Punggye-ri Test Site Damaged, But Still Useable, Experts Contend

By Alicia Sanders-Zakre

Two different teams of Chinese geologists reported that North Korea’s sixth nuclear test damaged the mountain over the Punggye-ri test site, which North Korea promised to shut down in May. Neither research team concluded that the mountain damage rendered the site unusable, despite recent media reports to the contrary.

Although Chinese researcher Zhao Lianfeng at the Institute of Earth Science at the Chinese Academy of Sciences, who was not part of either research team, contended that these findings signify that the test site has been “wrecked” beyond repair, the research teams did not reach this conclusion and U.S. analysts using satellite imagery also believe areas of the test site remain viable for future tests.

Wen Lianxing, a geologist with the University of Science and Technology of China, led a research team which concluded that Mount Mantap collapsed following North Korea’s September 2017 nuclear test. North Korea has conducted all six nuclear test explosions under the mountain at the Punggye-ri nuclear test site.

Liu Junqing at the Jilin Earthquake Agency with the China Earthquake Administration argued that a rock collapse after the sixth nuclear test created a “chimney” in the mountain that would allow radioactive fallout from nuclear tests into the air.

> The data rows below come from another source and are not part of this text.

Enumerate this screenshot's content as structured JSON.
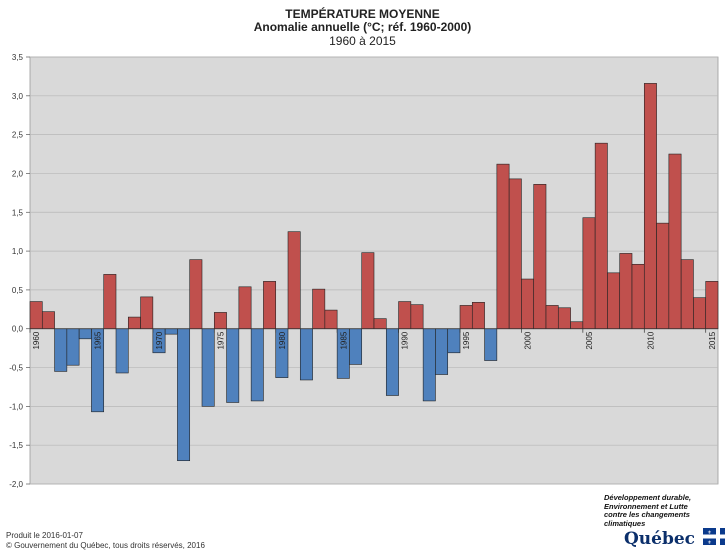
{
  "title": "TEMPÉRATURE MOYENNE",
  "subtitle": "Anomalie annuelle (°C; réf. 1960-2000)",
  "period": "1960 à 2015",
  "footer": {
    "produced": "Produit le 2016-01-07",
    "copyright": "© Gouvernement du Québec, tous droits réservés, 2016"
  },
  "brand": {
    "line1": "Développement durable,",
    "line2": "Environnement et Lutte",
    "line3": "contre les changements",
    "line4": "climatiques",
    "name": "Québec",
    "flag_icon": "fleur-de-lys-flag-icon"
  },
  "colors": {
    "positive": "#c0504d",
    "negative": "#4f81bd",
    "plot_bg": "#d9d9d9"
  },
  "chart_data": {
    "type": "bar",
    "x": [
      1960,
      1961,
      1962,
      1963,
      1964,
      1965,
      1966,
      1967,
      1968,
      1969,
      1970,
      1971,
      1972,
      1973,
      1974,
      1975,
      1976,
      1977,
      1978,
      1979,
      1980,
      1981,
      1982,
      1983,
      1984,
      1985,
      1986,
      1987,
      1988,
      1989,
      1990,
      1991,
      1992,
      1993,
      1994,
      1995,
      1996,
      1997,
      1998,
      1999,
      2000,
      2001,
      2002,
      2003,
      2004,
      2005,
      2006,
      2007,
      2008,
      2009,
      2010,
      2011,
      2012,
      2013,
      2014,
      2015
    ],
    "values": [
      0.35,
      0.22,
      -0.55,
      -0.47,
      -0.13,
      -1.07,
      0.7,
      -0.57,
      0.15,
      0.41,
      -0.31,
      -0.07,
      -1.7,
      0.89,
      -1.0,
      0.21,
      -0.95,
      0.54,
      -0.93,
      0.61,
      -0.63,
      1.25,
      -0.66,
      0.51,
      0.24,
      -0.64,
      -0.46,
      0.98,
      0.13,
      -0.86,
      0.35,
      0.31,
      -0.93,
      -0.59,
      -0.31,
      0.3,
      0.34,
      -0.41,
      2.12,
      1.93,
      0.64,
      1.86,
      0.3,
      0.27,
      0.09,
      1.43,
      2.39,
      0.72,
      0.97,
      0.83,
      3.16,
      1.36,
      2.25,
      0.89,
      0.4,
      0.61
    ],
    "xticks": [
      "1960",
      "1965",
      "1970",
      "1975",
      "1980",
      "1985",
      "1990",
      "1995",
      "2000",
      "2005",
      "2010",
      "2015"
    ],
    "yticks": [
      "3,5",
      "3,0",
      "2,5",
      "2,0",
      "1,5",
      "1,0",
      "0,5",
      "0,0",
      "-0,5",
      "-1,0",
      "-1,5",
      "-2,0"
    ],
    "ylim": [
      -2.0,
      3.5
    ],
    "grid": "horizontal"
  }
}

However, damage to the mountain does not necessarily mean the test site is no longer functioning. “[T]here is no basis to conclude that the Punggye-ri nuclear test site is no longer viable for future nuclear testing,” the Washington-based think tank 38 North wrote on April 23. While one area of the test site was abandoned following the sixth nuclear test, new tunneling was observed at other areas of the site, the commentary added.

After analyzing new satellite imagery, Frank V. Pabian, Joseph S. Bermudez Jr. and Jack Liu observed in commentary for 38 North on April 30 that while one part of the test site may be unusable due to Mount Mantap’s collapse, the test site is not useless because other areas remain intact.

South Korean Presidential Spokesman Yoon Young-chan also reported that North Korean leader Kim Jong Un has stated that two test tunnels at the site remain in good condition.